Though not mentioned by Pavlovitz, if how we treat the LGBT community in Church is not enough, we insist that society must follow our example by punishing and stigmatizing homosexuals and the transgendered as well. Much of this punishment revolves  around denying homosexuals equality lest they escape stigmatization and are counted as normal. 

The overall theme of how many of us Christians treat the LGBT community is that those in that community must know their place. Many of us want them to think that they are not only not up to our standards, they are a threat to us, to our society--and that is despite their many personal and historical contributions. And after we call on society to punish those in the LGBT community, we have the audacity to wonder why we get push back. We wonder why people not only disagree with our views of sex, they question our religion. And though we, in our usual self-flattering way, want to view their resistance against us as resistance against God, we need to realize that not only have we hurt fellow people who are made in the image of God and fellow sinners, we have harmed the Gospel's reputation by not speaking as Jesus would have. This is the point of Pavlovitz's article.

Pavlovitz prefers to finish with a question rather than a suggestion or two. So to try to answer his questions might require that we return to the drawing board. The most immediate solution would be to change our theology. We could rewrite it to accept homosexuality. But to do so would be to betray the Scriptures. For while some LGBT apologists want the Biblical debate on homosexuality to revolve around the definitions of a couple of words, the scriptural passages in Leviticus and Romans, both of which condemn homosexuality, remove the issue beyond the reach of individual definitions by talking about the concept and how it falls short of God's design.

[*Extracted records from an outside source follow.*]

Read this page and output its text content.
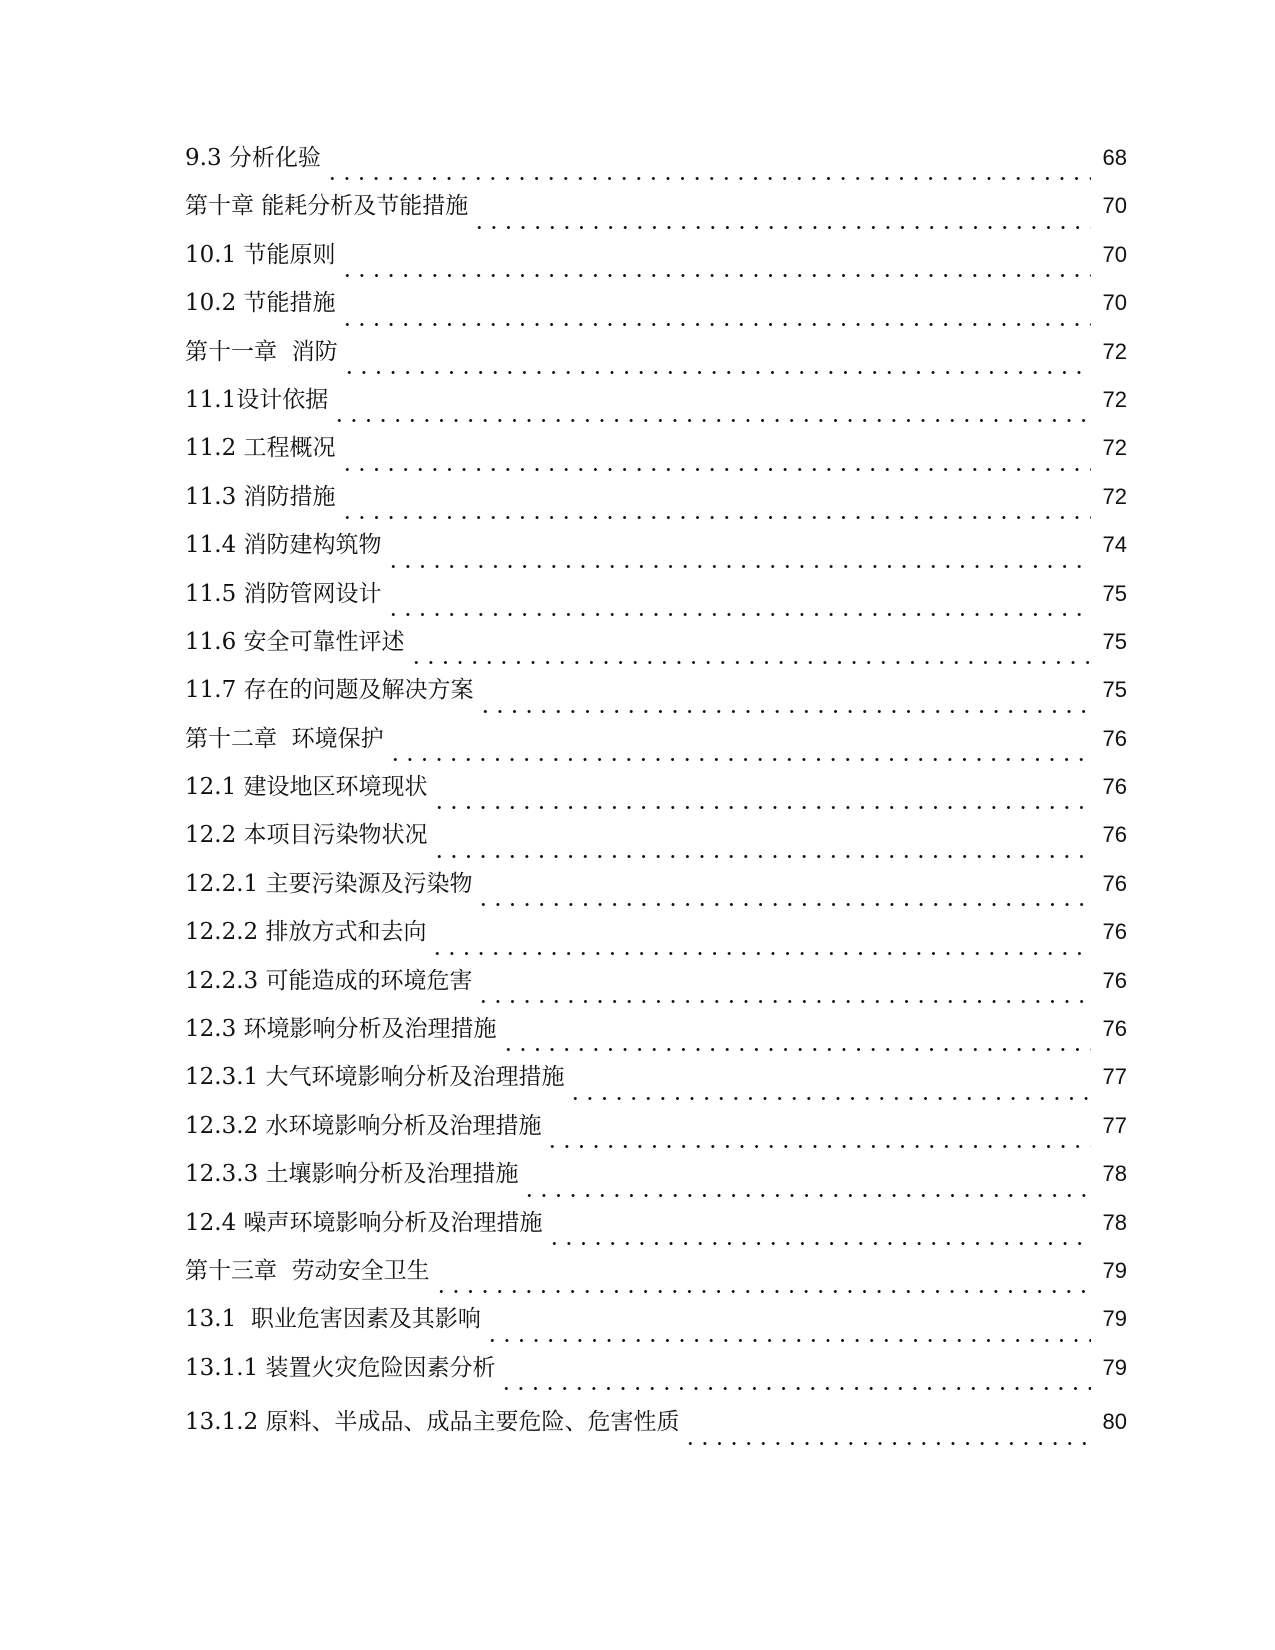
9.3 分析化验	68
第十章 能耗分析及节能措施	70
10.1 节能原则	70
10.2 节能措施	70
第十一章  消防	72
11.1设计依据	72
11.2 工程概况	72
11.3 消防措施	72
11.4 消防建构筑物	74
11.5 消防管网设计	75
11.6 安全可靠性评述	75
11.7 存在的问题及解决方案	75
第十二章  环境保护	76
12.1 建设地区环境现状	76
12.2 本项目污染物状况	76
12.2.1 主要污染源及污染物	76
12.2.2 排放方式和去向	76
12.2.3 可能造成的环境危害	76
12.3 环境影响分析及治理措施	76
12.3.1 大气环境影响分析及治理措施	77
12.3.2 水环境影响分析及治理措施	77
12.3.3 土壤影响分析及治理措施	78
12.4 噪声环境影响分析及治理措施	78
第十三章  劳动安全卫生	79
13.1  职业危害因素及其影响	79
13.1.1 装置火灾危险因素分析	79
13.1.2 原料、半成品、成品主要危险、危害性质	80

Therefore, changing our theology about sex is not an option. So we must, for the sake of some who are made in God's image and the Gospel, look for changes in how we communicate our theology for the solution. And if we listen to the complaints raised by those in the LGBT community, it will not be too difficult to solve some, but not all, of the sources of contention.

What many in the LGBT community seem to be saying is that we are overstating our case. We are, to repeat the above football references, doing far more than just tackling the sin; we pile on, spear, and target the people involved. And we do so while being blind to our own sins. In short, we come across as the pharisee in the parable of the two men praying (click here). The sins of others have given us delusions of self-righteousness. We forget that while Paul associates the sin of homosexuality with the Gentiles in Romans 1 (click here), he then goes on to describe the sins of the Jews in Romans 2 (click here), and then finishes by stating that no one is better than the other in Romans 3:9-21 (click here).

Thus, our ways of speaking to and treating gays have shown that we have not only exercised bad bedside manner when telling homosexuals about sexual sin, we've made matters worse by not treating them as equals both as individuals and as people in society. And until we change that, much of our teaching about Biblical sexual morality will be lost in translation and we will become stumbling blocks rather than preachers of the Gospel.

All of this starts with how we want society to treat those in the LGBT community. For we cannot expect to have the Church be more loving toward those in the LGBT community when we require, in varying degrees, that society marginalizes both homosexuals and the transgendered. So how we want society to treat those in the LGBT community is where it starts though it isn't where it ends. And we must also realize that because of the past unjust suffering, the sensitivity of some in the LGBT will prevent them from distinguish those who preach in love and those who don't.

Yes, we must be firm in holding to Biblical moral standards regarding sex. But that doesn't preclude us from being gentle with those who do not meet those standards and speaking to them as equals, as fellow sinners.